Now 59. Great career finished. Once tried tried a couple of lesser bit professional jobs....lack of working memory made these a tremendous struggle and now simply a carer. Struggling to hold onto to my modest property property by renting it out while I live in as a carer. Lots of times suicide contemplated. Now realise family history of hypothyroid including my long deceased mum who sad to say emotionally abused me. No children of my own, isome ignorant punitive family members who judge me to be weird. Luckily still have a few Gr8 friends left. Doctors NEED to understand the life they condem us to when this is not peoperly treated.

Alison on May 23, 2015:

Dear Scarlett,

Thank you for putting this experience out there - it parallels my own, and no doubt will speak to many people who are suffering in the same way. I am also a musician, but this stopped when I gained 35kg and couldn't walk or think. It's been a 2 year journey, and I'm a lot better than I was and have lost 20 of the 30, but weight bothers me less now :)

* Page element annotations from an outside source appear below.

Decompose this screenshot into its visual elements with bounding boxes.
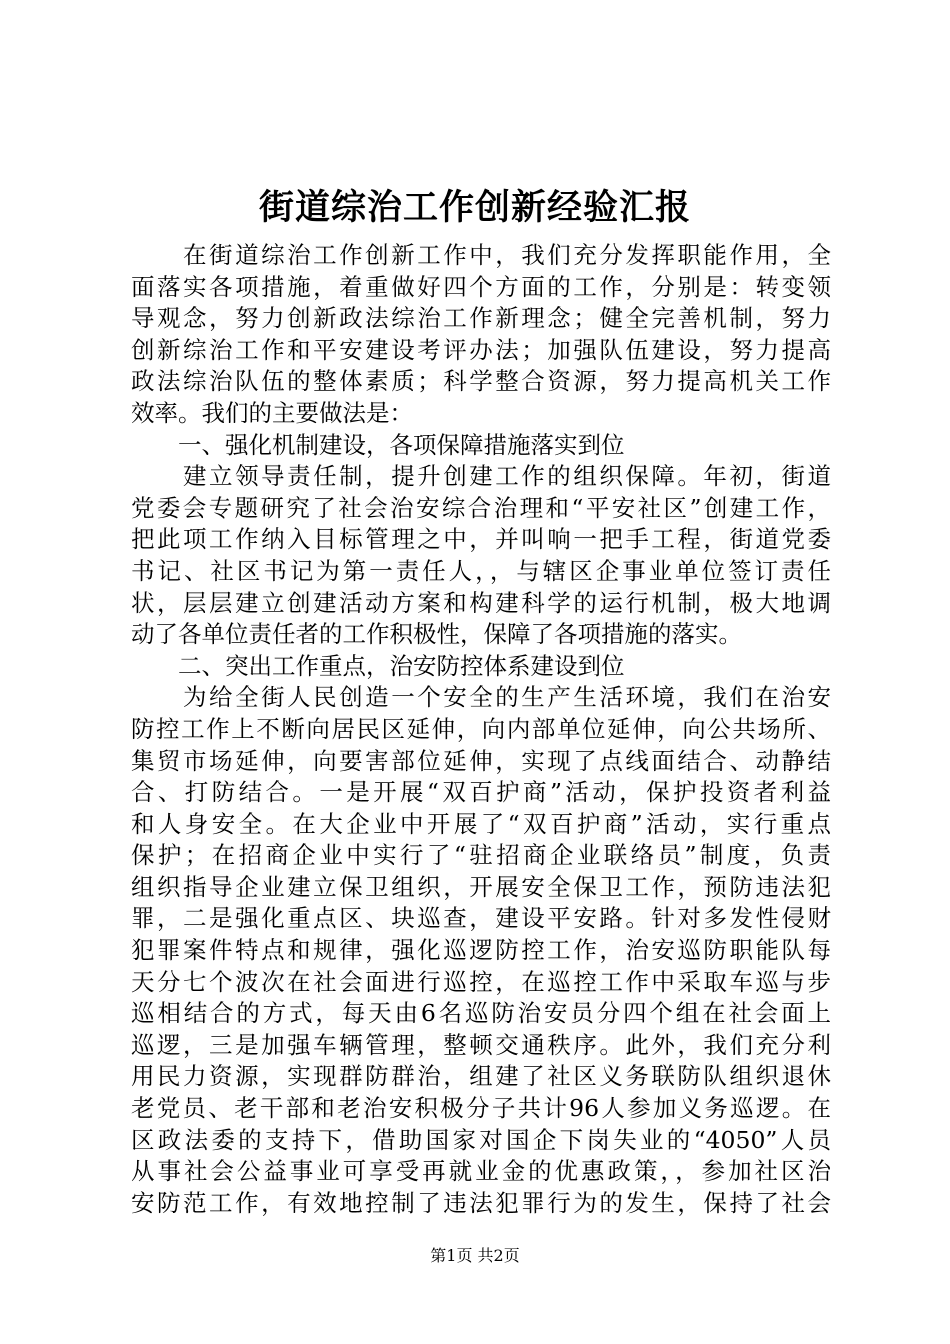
document-title: 街道综治工作创新经验汇报 <box>258 187 691 228</box>
body-line: 罪，二是强化重点区、块巡查，建设平安路。针对多发性侵财 <box>131 904 831 933</box>
body-line: 合、打防结合。一是开展“双百护商”活动，保护投资者利益 <box>131 778 831 807</box>
document-body <box>131 240 831 1219</box>
body-line: 巡逻，三是加强车辆管理，整顿交通秩序。此外，我们充分利 <box>131 1030 831 1059</box>
body-line: 保护；在招商企业中实行了“驻招商企业联络员”制度，负责 <box>131 841 831 870</box>
body-line: 用民力资源，实现群防群治，组建了社区义务联防队组织退休 <box>131 1062 831 1091</box>
body-line: 从事社会公益事业可享受再就业金的优惠政策，，参加社区治 <box>131 1157 831 1186</box>
body-line: 组织指导企业建立保卫组织，开展安全保卫工作，预防违法犯 <box>131 872 831 901</box>
body-line: 天分七个波次在社会面进行巡控，在巡控工作中采取车巡与步 <box>131 967 831 996</box>
body-line: 为给全街人民创造一个安全的生产生活环境，我们在治安 <box>131 683 831 712</box>
body-line: 集贸市场延伸，向要害部位延伸，实现了点线面结合、动静结 <box>131 746 831 775</box>
body-line: 党委会专题研究了社会治安综合治理和“平安社区”创建工作， <box>131 493 831 522</box>
body-line: 书记、社区书记为第一责任人，，与辖区企事业单位签订责任 <box>131 556 831 585</box>
body-line: 动了各单位责任者的工作积极性，保障了各项措施的落实。 <box>131 620 742 649</box>
body-line: 防控工作上不断向居民区延伸，向内部单位延伸，向公共场所、 <box>131 714 831 743</box>
body-line: 犯罪案件特点和规律，强化巡逻防控工作，治安巡防职能队每 <box>131 936 831 965</box>
body-line: 状，层层建立创建活动方案和构建科学的运行机制，极大地调 <box>131 588 831 617</box>
body-line: 安防范工作，有效地控制了违法犯罪行为的发生，保持了社会 <box>131 1188 831 1217</box>
body-line: 面落实各项措施，着重做好四个方面的工作，分别是：转变领 <box>131 272 831 301</box>
page-footer: 第1页 共2页 <box>430 1246 520 1265</box>
body-line: 把此项工作纳入目标管理之中，并叫响一把手工程，街道党委 <box>131 525 831 554</box>
body-line: 政法综治队伍的整体素质；科学整合资源，努力提高机关工作 <box>131 367 831 396</box>
body-line: 和人身安全。在大企业中开展了“双百护商”活动，实行重点 <box>131 809 831 838</box>
body-line: 在街道综治工作创新工作中，我们充分发挥职能作用，全 <box>131 241 831 269</box>
body-line: 导观念，努力创新政法综治工作新理念；健全完善机制，努力 <box>131 304 831 333</box>
body-line: 区政法委的支持下，借助国家对国企下岗失业的“4050”人员 <box>131 1125 831 1154</box>
body-line: 创新综治工作和平安建设考评办法；加强队伍建设，努力提高 <box>131 335 831 364</box>
body-line: 一、强化机制建设，各项保障措施落实到位 <box>131 430 625 459</box>
body-line: 二、突出工作重点，治安防控体系建设到位 <box>131 651 625 680</box>
body-line: 建立领导责任制，提升创建工作的组织保障。年初，街道 <box>131 462 831 491</box>
body-line: 老党员、老干部和老治安积极分子共计96人参加义务巡逻。在 <box>131 1094 831 1123</box>
body-line: 巡相结合的方式，每天由6名巡防治安员分四个组在社会面上 <box>131 999 831 1028</box>
body-line: 效率。我们的主要做法是： <box>131 398 413 427</box>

I also have these 'missing' parts of my memory, and for a while was consumed by thoughts of what I had lost (money, relationships, life plans, fit and functional body, energy).

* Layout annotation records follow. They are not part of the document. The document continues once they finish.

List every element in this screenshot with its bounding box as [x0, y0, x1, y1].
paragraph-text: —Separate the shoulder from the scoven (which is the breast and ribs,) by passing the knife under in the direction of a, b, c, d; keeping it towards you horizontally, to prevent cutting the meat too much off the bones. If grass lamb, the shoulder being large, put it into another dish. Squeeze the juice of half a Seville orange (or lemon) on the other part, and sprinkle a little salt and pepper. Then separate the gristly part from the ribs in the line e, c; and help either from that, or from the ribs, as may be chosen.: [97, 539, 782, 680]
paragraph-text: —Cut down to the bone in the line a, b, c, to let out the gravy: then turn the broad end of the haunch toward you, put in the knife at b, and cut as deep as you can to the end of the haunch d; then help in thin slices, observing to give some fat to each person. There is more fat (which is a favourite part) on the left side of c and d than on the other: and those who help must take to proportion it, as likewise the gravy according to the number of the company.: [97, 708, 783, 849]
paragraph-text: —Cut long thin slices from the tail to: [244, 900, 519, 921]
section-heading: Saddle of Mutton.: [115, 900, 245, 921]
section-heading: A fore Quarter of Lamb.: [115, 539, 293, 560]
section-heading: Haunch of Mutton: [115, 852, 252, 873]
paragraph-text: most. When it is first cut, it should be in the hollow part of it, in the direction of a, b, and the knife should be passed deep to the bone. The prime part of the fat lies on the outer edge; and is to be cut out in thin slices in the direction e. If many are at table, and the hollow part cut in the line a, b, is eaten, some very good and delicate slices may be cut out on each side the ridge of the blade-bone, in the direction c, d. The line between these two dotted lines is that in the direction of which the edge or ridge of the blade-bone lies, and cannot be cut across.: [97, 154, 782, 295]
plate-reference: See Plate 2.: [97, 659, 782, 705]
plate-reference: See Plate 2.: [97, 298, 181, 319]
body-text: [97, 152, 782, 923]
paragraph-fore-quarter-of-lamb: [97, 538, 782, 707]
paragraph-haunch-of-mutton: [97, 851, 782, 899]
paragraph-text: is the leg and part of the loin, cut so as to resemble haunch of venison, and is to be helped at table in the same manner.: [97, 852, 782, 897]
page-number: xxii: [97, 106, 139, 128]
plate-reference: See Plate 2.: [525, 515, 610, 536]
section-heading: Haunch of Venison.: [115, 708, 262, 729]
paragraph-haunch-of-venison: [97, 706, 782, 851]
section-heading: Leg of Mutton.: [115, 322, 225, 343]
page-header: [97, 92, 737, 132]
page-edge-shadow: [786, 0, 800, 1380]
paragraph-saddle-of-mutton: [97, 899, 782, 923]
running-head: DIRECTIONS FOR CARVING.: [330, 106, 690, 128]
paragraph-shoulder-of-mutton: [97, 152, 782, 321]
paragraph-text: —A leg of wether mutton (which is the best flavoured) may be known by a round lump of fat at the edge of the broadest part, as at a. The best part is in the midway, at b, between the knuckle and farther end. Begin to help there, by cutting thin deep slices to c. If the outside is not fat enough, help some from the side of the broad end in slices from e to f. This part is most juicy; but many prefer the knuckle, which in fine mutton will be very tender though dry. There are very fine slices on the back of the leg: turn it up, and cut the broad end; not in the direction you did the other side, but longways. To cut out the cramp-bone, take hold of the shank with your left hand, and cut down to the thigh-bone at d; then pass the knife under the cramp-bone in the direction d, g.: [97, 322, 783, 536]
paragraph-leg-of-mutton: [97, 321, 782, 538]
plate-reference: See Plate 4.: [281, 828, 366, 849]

Recently, my perspective has shifted: my journey has created who I now am, my suffering has engendered enormous compassion for others, I am no longer judgemental and harsh.

I cannot focus on the loss and move forward. I have to accept this me, lovingly, fully, and move forward with what I have. I really like this accepting, more nuanced, stronger me. It is a gift of this disease that I have come to be in this place where I now am.

Good luck with your own journey and thank you for sharing this

Crystal on May 17, 2015:

Beautifully written. I have had Hashis almost all of my 39 years on this earth. I have found in the last year that going paleo and taking LDN has finally started to give me my life, passion, and brain back. Good luck to you♡

jade on April 05, 2015:

I am 15 years old and diagnosed with hashimoto's. It was first suspected at the age of maybe 5 or so. I suffer from most of this and perhaps this is the real cause of symptoms that have been blamed for my ADHD and depression from my mother's death when I was young. thanks for sharing your story, it may help me and the doctors to actually change the right meds or find effective solutions.

Evan on December 22, 2014:

This may be of help.

Caffeine seems to chronically increase levels of the transcription factor, CREB: "Sleep deprivation prevents stimulation-induced increases of levels of P-CREB and BDNF: protection by caffeine."